Ares falls in love with our world and they go on the run. Dillinger being inept at the moment it counts loses control of his 3D printed forces. Characters in neon fight each other until only one remains. That is the movie. A simple story demands spectacular action to compensate. Ares delivers neither.

The actors and the action in this film are two places where the producers saved money. Jared Leto gives a passable performance as a cliche born yesterday hero. Greta Lee's Kim is not an interesting character and isn't played as such. Evan Peters is more Tony Stark before he got shrapnel in the chest than techbro villain which is a refreshing change. As for the action scenes, the choreography was bland and it's filmed in a way that saps it of excitement.

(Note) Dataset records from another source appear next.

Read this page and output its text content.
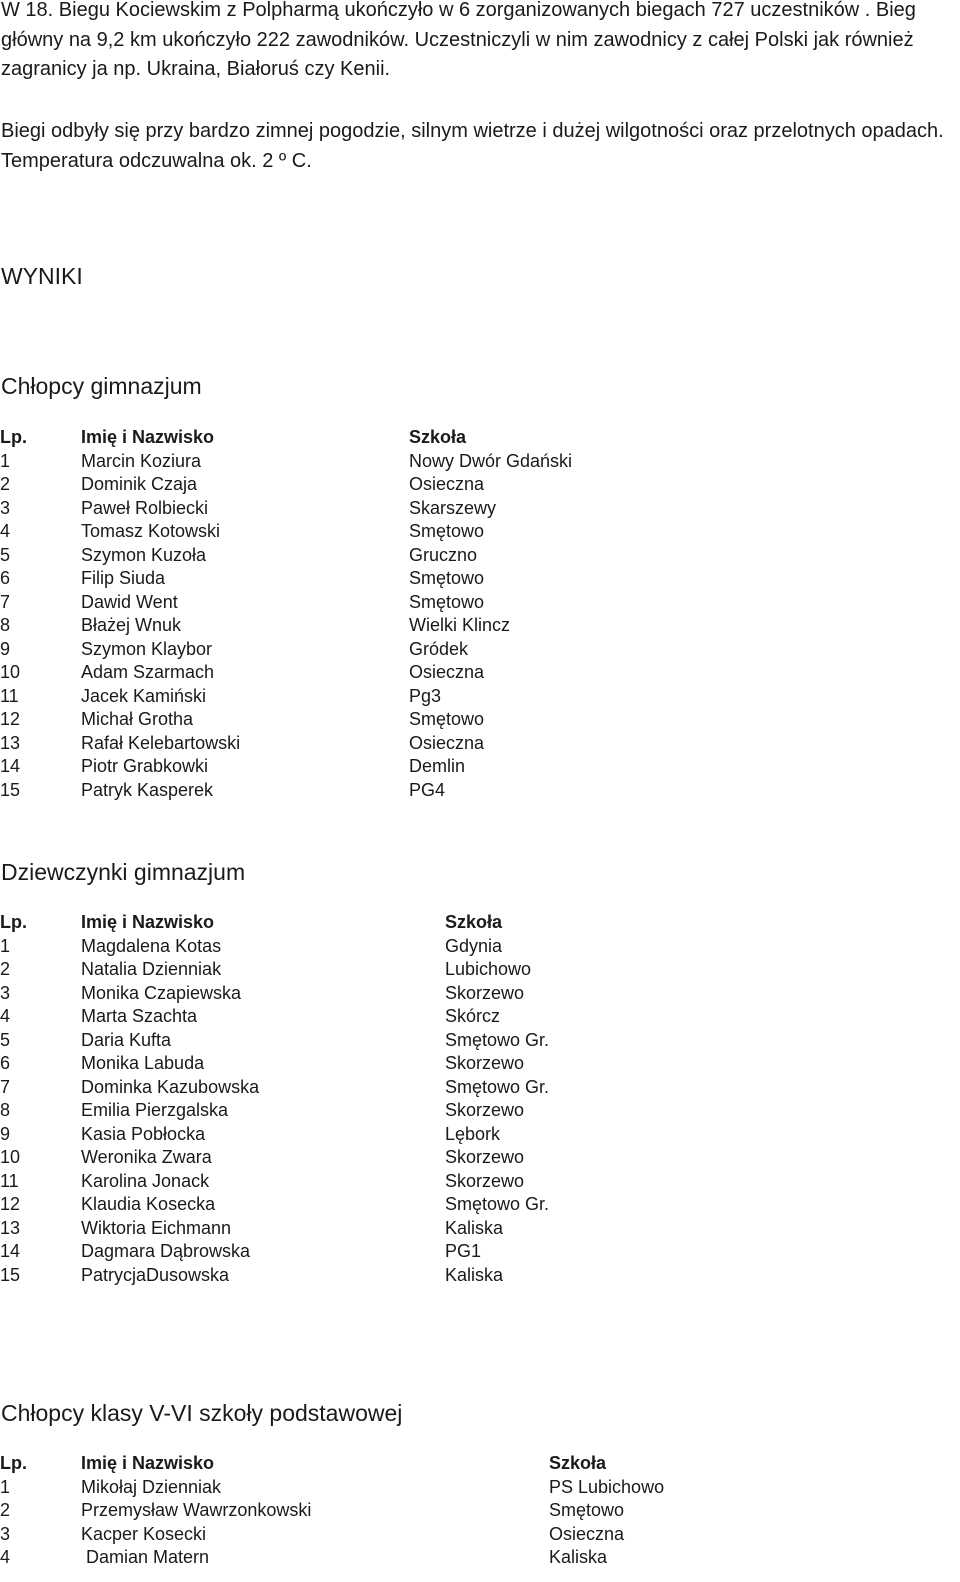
W 18. Biegu Kociewskim z Polpharmą ukończyło w 6 zorganizowanych biegach 727 uczestników . Bieg główny na 9,2 km ukończyło 222 zawodników. Uczestniczyli w nim zawodnicy z całej Polski jak również zagranicy ja np. Ukraina, Białoruś czy Kenii.

Biegi odbyły się przy bardzo zimnej pogodzie, silnym wietrze i dużej wilgotności oraz przelotnych opadach. Temperatura odczuwalna ok. 2 º C.

WYNIKI
Chłopcy gimnazjum
Lp.	Imię i Nazwisko	Szkoła
1	Marcin Koziura	Nowy Dwór Gdański
2	Dominik Czaja	Osieczna
3	Paweł Rolbiecki	Skarszewy
4	Tomasz Kotowski	Smętowo
5	Szymon Kuzoła	Gruczno
6	Filip Siuda	Smętowo
7	Dawid Went	Smętowo
8	Błażej Wnuk	Wielki Klincz
9	Szymon Klaybor	Gródek
10	Adam Szarmach	Osieczna
11	Jacek Kamiński	Pg3
12	Michał Grotha	Smętowo
13	Rafał Kelebartowski	Osieczna
14	Piotr Grabkowki	Demlin
15	Patryk Kasperek	PG4
Dziewczynki gimnazjum
Lp.	Imię i Nazwisko	Szkoła
1	Magdalena Kotas	Gdynia
2	Natalia Dzienniak	Lubichowo
3	Monika Czapiewska	Skorzewo
4	Marta Szachta	Skórcz
5	Daria Kufta	Smętowo Gr.
6	Monika Labuda	Skorzewo
7	Dominka Kazubowska	Smętowo Gr.
8	Emilia Pierzgalska	Skorzewo
9	Kasia Pobłocka	Lębork
10	Weronika Zwara	Skorzewo
11	Karolina Jonack	Skorzewo
12	Klaudia Kosecka	Smętowo Gr.
13	Wiktoria Eichmann	Kaliska
14	Dagmara Dąbrowska	PG1
15	PatrycjaDusowska	Kaliska
Chłopcy klasy V-VI szkoły podstawowej
Lp.	Imię i Nazwisko	Szkoła
1	Mikołaj Dzienniak	PS Lubichowo
2	Przemysław Wawrzonkowski	Smętowo
3	Kacper Kosecki	Osieczna
4	Damian Matern	Kaliska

Tron Legacy had a more complex plot and better visuals. We have not had the level of technical advancement in effects that would justify another Tron movie. The original and Tron Legacy have distinct visual styles. Tron: Ares is a 2020s blockbuster movie with a neon strip. You've seen the Tron combat and light cycle races done better. The score was better in the prior two movies. Some of the musical cues striking me as being incorrectly placed to support the scene it's playing over. 

There is nothing action focused in the cinema now so if you want one this is it. If you need to see something on the big screen this will be big enough and loud enough to justify the trip. But you won't remember any of this later. Nothing will stick with you.

At the end of Frankenstein the monster, a self-educated created being, having lived on his own terms goes to Antarctica to die. A story like that about Ares would have been a complete movie. What we get here is a reboot with dull action and a simple story where the studio hopes to start a franchise.

You can have the action or the story not work, but you can't have both fail on the screen. This is not the movie to start a franchise.